Until his recent death Donald Lewis was professor of church history at Regent College in Vancouver, British Columbia. While the present volume by title claims to cover nearly 500 years of church history, the book begins with the first century to provide context for the church’s views. The volume comprises fifteen chapters, with nearly half covering the period up to the twentieth century and the rest treating CZ after the Balfour Declaration in 1917. The final chapter looks forward by interacting with the recently published The New Christian Zionism, ed. Gerald McDermott (InterVarsity, 2016).  

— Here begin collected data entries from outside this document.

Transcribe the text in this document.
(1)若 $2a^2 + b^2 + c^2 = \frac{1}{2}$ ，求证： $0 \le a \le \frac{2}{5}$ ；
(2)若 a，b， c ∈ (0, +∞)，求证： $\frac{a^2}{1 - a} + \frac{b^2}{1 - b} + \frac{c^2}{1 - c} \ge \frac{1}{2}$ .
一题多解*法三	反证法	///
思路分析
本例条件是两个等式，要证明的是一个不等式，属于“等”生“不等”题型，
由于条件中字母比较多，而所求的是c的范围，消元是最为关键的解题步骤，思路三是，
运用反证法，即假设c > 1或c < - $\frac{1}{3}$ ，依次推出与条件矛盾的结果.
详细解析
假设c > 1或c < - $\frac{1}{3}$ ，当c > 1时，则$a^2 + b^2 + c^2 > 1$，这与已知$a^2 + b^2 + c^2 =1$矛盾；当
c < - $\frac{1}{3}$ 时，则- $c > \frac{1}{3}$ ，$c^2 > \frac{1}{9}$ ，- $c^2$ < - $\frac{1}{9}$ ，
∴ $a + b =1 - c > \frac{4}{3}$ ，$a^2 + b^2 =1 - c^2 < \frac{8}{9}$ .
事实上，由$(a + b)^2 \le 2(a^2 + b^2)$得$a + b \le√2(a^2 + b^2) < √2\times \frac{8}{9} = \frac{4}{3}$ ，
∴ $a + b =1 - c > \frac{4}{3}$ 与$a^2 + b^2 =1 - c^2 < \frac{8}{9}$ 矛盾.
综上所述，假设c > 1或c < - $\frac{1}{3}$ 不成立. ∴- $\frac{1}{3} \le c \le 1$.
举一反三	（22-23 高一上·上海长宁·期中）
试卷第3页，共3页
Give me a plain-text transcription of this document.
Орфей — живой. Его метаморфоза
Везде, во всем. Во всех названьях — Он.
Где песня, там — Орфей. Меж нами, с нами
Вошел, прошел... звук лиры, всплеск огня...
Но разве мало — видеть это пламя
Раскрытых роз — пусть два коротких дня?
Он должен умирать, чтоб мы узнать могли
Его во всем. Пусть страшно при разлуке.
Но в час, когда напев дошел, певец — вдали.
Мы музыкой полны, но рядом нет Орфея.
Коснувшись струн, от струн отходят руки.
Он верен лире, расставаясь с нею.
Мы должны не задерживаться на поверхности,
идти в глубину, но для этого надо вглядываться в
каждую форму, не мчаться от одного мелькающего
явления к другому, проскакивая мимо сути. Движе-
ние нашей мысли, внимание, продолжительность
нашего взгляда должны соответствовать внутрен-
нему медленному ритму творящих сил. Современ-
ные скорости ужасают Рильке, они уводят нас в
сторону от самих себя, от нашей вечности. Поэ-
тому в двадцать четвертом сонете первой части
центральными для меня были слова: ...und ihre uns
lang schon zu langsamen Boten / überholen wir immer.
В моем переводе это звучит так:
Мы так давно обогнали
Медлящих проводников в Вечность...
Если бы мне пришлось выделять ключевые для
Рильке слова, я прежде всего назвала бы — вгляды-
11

 Lewis early on—inside the first page in fact—betrays his hand as sympathetic to supersessionism, with a subtle dismissal of interpreters who see a distinction between Israel and the church: “Gentiles . . . have historically understood themselves as ‘the Israel of God,’ a phrase Saint Paul uses to describe Christians in Galatians 3:29 and Galatians 6:16” (17, emphasis mine). From there Lewis merely gains steam. His glib survey of the Scriptural passages sets a cavalier tone that never subsides. It comes as no surprise, then, when he argues that “modern exponents of . . . premillennialism have tried to find historical precedents for their views in patristic premillennialism, but this is not supported by the evidence” (27). Here he cites a lengthy quote from Stanley Grenz in The Millennial Maze (InterVarsity, 1992). The quotation is early evidence of another troubling trend: Lewis almost never cites primary sources. In nearly every case in which he documents his conclusions he cites a secondary source antagonistic to the leader or interpreter he surveys. Such a tack is deeply disconcerting to the dispensational reader who could well list a litany of books and articles that demonstrate exactly the opposite, namely, that primary evidence does support patristic premillennialism together with widespread support for the future salvation of the Jewish people (see, e.g., Larry Pettegrew, ed, Forsaking Israel: How It Happened and Why It Matters, 2nd ed. [Kress, 2021]; J. C. Morris, Ancient Dispensational Truth [Dispensational Publishing, 2018]).

Lewis parades a number of tired tropes and untruths that are sometimes given rein in the antidispensationalist writings he cites: evangelicals cling to CZ because their own experience “on the margins” has created an affinity for the Jews (130), Darby invented the doctrine of the rapture while recovering from an injury in 1827 (140), Darby and dispensationalists hold that all human institutions including the church are apostate (148), prominent fundamentalist supporters of CZ were also secretly anti-Semitic (201, 208), CZ secularized evangelical theology so as to lose the centrality of Christ and the gospel (266), and the like. Lewis lacks sympathy for his subjects, but perhaps more to the point he applies a sociological lens instead of a theological one. And this is perhaps his greatest shortcoming: he fails to understand the Christians who support a Jewish homeland because he fails to understand them theologically. Most, I would aver, champion a Jewish state not because their own sense of marginalization compels them nor for a raft of other social causes but for a much simpler reason: they read their Bibles.